電子文庫パブリ、パブリッシングリンクと出版社サイドからの電子出版物の試行が続いていますが、なかなか普及しない。紙からデジタルへの橋渡しとしての電子ペーパーもいまいち使い勝手が良さそうにみえない。「リブリエ」の2号機を期待したい。

「Timebook Town」の書籍ダウンロードは1冊210円からと安価だが、2ヶ月間のレンタルという形をとっている。古本屋などで買って、読んで、すぐに売るという事実上のレンタルで本を楽しむ人が増えてきたことを受け、この形態を選んだとのことだ。そしてそのダウンロードした作品をいつでも、どこでも、携帯して楽しめるツールが「リブリエ」だ。「リブリエ」は、ブックリーダーとしての機能だけでなく、RSS/RDFを公開しているサイトの情報やパソコンのデータが読み込めるソフト、さらに電子辞書機能を搭載している。また文字を読みやすく拡大できるなど、電子文庫ならではの便利な機能もついている。
「リブリエ」が発売されて8〜9ヶ月の現在、注目度の高さに対し、売り上げがまだまだ追いついていないと松田氏は言う。やはり4万円という価格の敷居の高さが一番問題だと松田氏は感じている。
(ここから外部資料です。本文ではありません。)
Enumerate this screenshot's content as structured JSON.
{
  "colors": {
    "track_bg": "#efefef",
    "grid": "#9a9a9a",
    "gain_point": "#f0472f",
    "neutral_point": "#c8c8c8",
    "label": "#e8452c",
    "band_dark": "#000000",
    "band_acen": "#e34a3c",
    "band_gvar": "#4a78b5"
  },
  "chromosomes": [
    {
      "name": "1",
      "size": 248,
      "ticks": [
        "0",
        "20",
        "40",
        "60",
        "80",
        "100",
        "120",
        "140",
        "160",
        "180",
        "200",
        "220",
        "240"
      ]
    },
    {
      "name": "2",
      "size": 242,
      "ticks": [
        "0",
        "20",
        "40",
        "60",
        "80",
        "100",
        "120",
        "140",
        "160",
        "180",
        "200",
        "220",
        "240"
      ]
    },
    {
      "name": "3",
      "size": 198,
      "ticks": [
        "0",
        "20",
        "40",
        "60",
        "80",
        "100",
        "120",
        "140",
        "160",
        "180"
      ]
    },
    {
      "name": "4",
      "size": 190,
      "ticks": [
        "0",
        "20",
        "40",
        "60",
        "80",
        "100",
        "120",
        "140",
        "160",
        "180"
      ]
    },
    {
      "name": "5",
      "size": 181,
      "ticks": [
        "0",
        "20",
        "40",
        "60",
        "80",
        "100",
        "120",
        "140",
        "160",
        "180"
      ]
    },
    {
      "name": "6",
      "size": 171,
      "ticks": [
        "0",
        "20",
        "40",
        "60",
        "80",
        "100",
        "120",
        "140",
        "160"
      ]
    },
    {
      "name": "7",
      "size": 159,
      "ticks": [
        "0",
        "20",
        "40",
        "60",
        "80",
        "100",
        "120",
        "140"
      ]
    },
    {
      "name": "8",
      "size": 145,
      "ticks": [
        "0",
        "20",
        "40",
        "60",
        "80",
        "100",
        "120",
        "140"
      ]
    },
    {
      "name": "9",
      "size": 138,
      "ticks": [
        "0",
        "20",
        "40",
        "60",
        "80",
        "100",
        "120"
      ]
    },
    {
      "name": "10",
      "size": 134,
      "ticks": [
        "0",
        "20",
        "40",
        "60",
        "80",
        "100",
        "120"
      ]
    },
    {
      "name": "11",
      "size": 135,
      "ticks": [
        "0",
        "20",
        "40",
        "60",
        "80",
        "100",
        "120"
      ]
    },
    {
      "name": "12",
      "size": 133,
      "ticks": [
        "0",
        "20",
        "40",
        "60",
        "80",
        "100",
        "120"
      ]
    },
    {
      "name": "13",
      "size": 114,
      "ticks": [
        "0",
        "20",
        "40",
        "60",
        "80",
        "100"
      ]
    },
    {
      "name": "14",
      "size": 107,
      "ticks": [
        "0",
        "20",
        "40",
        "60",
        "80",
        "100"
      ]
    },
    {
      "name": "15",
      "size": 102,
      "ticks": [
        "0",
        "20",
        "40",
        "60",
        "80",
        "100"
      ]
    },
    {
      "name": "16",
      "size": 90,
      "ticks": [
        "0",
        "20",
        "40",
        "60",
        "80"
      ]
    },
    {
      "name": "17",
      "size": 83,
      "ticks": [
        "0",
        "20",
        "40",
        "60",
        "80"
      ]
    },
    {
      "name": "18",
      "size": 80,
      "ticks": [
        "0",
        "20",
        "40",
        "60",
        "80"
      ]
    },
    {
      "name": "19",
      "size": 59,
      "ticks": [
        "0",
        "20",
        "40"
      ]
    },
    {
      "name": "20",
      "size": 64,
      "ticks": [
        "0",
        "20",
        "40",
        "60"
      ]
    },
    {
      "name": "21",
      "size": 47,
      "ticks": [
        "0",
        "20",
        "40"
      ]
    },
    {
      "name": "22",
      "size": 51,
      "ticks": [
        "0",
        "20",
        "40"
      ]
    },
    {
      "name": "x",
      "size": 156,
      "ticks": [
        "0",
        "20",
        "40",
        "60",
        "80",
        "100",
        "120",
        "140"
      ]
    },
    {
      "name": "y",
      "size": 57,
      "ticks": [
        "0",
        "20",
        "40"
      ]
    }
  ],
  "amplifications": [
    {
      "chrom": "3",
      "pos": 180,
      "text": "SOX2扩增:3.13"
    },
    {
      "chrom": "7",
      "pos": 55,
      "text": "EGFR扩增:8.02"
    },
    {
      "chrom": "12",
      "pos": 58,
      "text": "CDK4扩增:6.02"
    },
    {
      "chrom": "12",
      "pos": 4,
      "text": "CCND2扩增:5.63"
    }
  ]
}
しかし、昨年から確実に伸びている電子出版コンテンツもある。携帯電話への配信だ。携帯電話は画面の問題上、多くのコンテンツを詰め込むのには向かない。そのため、月がわりで10〜20の作品をダウンロードできるようにしている。これからも携帯電話でのコンテンツ配信には力をいれていく意向だそうだが、携帯配信で膨大な出版物を網羅することは不可能だ。やはり、手に入れやすく、機能の充実したハードの開発は欠かせない、と松田氏。リブリエの2号機では価格の面での改善やデータの長期間再覧保障などを中心に改善策を講じる予定だ。電子出版が定着すれば、小部数しか発行しない書籍をオンデマンド出版にするなど、出版界の新たな可能性も広がる、と松田氏は話していた。